Utena’s engagement to Anthy is a conscious queering of the system established by fairy-tale-style romance from the very start. However, the situation is also more complex than a princess in distress being rescued by a prince. Anthy is, in fact, effectively enslaved by the dueling system regardless of whom she is engaged to, for she is bound to obey her fiancé(e)’s every order, completely robbed of agency. This complicates Utena’s desire to “save” her through much of the series, raising questions as to whether she too is merely imposing her own wishes onto her “bride.” The Utena movie, titled Adolescence of Utena, is something of a hybrid between a reboot and a sequel (leaning more towards the reboot side), and it has become renowned among anime fans for its bizarre and surreal elements. Watching the entire series does help substantially in providing coherence on many fronts, but rest assured, plenty of spectacularly bewildering elements will remain. The English dubs of the episodes and the movie are available online, but if you have the option, definitely go for the subbed versions.

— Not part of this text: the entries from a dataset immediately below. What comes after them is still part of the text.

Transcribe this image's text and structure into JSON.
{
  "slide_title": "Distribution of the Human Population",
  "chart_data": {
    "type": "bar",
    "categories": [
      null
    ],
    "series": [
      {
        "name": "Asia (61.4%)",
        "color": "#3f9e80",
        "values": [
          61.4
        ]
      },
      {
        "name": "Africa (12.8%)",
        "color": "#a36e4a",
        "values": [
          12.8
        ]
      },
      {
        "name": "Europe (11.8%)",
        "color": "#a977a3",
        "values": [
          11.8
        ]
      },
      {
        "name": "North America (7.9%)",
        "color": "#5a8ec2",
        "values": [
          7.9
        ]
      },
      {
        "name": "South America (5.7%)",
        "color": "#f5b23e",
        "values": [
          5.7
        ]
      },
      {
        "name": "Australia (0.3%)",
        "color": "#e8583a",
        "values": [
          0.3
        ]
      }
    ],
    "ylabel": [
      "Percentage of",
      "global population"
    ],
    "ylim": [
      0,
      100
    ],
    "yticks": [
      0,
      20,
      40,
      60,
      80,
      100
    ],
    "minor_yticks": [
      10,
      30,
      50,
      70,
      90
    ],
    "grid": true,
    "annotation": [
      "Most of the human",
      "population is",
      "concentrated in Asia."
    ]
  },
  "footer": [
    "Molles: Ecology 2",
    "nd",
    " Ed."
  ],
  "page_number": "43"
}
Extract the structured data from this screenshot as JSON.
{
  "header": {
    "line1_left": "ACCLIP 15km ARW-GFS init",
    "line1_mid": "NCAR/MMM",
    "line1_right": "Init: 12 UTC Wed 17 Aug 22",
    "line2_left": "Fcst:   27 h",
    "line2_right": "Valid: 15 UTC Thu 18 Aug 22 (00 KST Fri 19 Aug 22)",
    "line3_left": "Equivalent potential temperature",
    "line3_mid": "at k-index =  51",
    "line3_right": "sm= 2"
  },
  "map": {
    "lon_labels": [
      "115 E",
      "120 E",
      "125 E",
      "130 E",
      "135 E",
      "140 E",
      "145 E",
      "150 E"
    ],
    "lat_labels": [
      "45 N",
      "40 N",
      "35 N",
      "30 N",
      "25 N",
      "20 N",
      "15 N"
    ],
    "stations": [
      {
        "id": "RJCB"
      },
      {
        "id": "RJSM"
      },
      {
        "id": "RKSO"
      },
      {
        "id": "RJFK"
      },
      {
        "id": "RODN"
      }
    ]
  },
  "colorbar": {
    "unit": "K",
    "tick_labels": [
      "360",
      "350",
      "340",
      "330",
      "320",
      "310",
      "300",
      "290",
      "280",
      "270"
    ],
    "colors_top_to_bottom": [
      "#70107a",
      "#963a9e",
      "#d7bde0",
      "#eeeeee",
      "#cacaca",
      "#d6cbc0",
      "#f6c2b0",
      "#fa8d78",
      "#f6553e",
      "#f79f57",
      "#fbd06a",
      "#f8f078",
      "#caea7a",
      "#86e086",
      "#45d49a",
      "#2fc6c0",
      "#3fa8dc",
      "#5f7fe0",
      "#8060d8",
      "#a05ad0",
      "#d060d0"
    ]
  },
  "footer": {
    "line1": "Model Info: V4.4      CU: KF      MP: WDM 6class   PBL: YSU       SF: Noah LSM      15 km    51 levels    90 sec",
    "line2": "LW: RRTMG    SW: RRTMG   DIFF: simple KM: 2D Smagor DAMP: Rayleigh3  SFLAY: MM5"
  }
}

Revolutionary Girl Utena is visually stunning and fraught with allegory and symbolism that frequently ranges into the surreal. It is an excellent choice for those who enjoy analyzing their media and grappling with possible meanings; not as much for those who prefer their anime straightforward and easy to understand. However, there are many excellent fan analyses of various episodes and elements available online which can offer assistance to the bewildered. Potentially sensitive viewers should be warned that the series does include sexual situations of dubious consent, chiefly involving an incestuous pairing (brother/sister). No actual sex is shown on-screen and the relationship is not portrayed in a positive light, but viewers who are easily triggered should take this into consideration. Those who do elect to give this series a chance will find it a fascinating journey with marvelously developed characters and a sophisticated take on the themes of power, loss of innocence, and growing up.